Tax Cowboy Posted March 6, 2020 Posted March 6, 2020 Group: I am looking for studies performed after 2008-2010 market crash/recession that shows a greater number of employers wanting to set up an ESOP vs. that of having employees retirement at risk of wall street casino. I have found a few but not sure they are exactly what I'm looking for. Thoughts and comments appreciated. Thank you
ESOP Guy Posted March 6, 2020 Posted March 6, 2020 I don't know about studies that showed they wanted to set up ESOPs to get out the market "casino" (a loaded term). There are studies that showed ESOP companies laid off fewer employees during 2008 than similar companies who didn't have an ESOP. https://www.businesswire.com/news/home/20170425006676/en/Employee-Ownership-Companies-Laid-Workers-Firms-Recession https://www.nceo.org/assets/pdf/articles/EO_Costs_of_Unemployment.pdf https://www.esopassociation.org/articles/employee-owned-companies-have-fewer-layoffs The NCEO, ESOP Association, the Beyster Institute and the place at Rutgers in the first link are the best places to find research on employee ownership. The NCEO and ESOP Association tend to require membership to get their best research or you have to pay to get the research on a per paper/book basis. The lower cost of unemployment insurance by employee owned companies has even caught the eye of several congressmen. You could lower government costs and spread the benefits of employee ownership by encouraging employee ownership seems like good public policy to them. Hope that helps.

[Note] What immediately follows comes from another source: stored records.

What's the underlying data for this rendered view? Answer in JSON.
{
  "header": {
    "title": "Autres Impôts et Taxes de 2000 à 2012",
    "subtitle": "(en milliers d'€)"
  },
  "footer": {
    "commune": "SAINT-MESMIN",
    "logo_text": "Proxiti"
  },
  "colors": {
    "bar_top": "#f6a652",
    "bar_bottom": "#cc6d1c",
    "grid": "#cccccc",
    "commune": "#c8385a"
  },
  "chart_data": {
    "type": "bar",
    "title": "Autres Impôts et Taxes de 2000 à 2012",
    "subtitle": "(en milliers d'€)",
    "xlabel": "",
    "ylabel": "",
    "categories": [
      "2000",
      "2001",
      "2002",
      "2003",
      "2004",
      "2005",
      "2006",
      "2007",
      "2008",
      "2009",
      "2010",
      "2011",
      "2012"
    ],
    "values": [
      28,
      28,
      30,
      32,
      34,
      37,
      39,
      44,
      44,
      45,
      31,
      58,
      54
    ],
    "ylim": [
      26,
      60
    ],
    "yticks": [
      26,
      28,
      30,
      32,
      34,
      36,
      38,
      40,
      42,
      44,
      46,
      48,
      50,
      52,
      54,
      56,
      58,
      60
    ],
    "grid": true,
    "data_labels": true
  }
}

Corey Rosen, NCEO Posted March 6, 2020 Posted March 6, 2020 Privately held companies use ESOPs most for business transtion, and the vast majority of ESOPs are in this category. The number of comapnies doing this has risen slightly per year but the numbe rof participants has grown a lot. You can see data on this at https://www.nceo.org/articles/employee-ownership-by-the-numbers Many public companies make their shares available as an investment option and/or match employee deferrals with company stock. In the wake of Enron, WorldCom, Lucent and many other companies that saw severe drops in their stock in the early 2000s, and then again in recession of 2008 and 2009, this practice became markedly less common, with employee investment in company stock in 401(k) plans dropping from a peak of about 19% of all assets to under 10% today. The "stock-drop" companies faced numerous lawsuits, and while few have actually been decided in favor of the plaintiffs, there have been a number of settlements for tens of millions of dollars each. In the Pension Protection Act of 2006, Congress also made changes to these plans to allow employees to diversify out of company stock quickly.
Tax Cowboy Posted March 10, 2020 Author Posted March 10, 2020 Thank you for very helpful responses!! Much appreciated.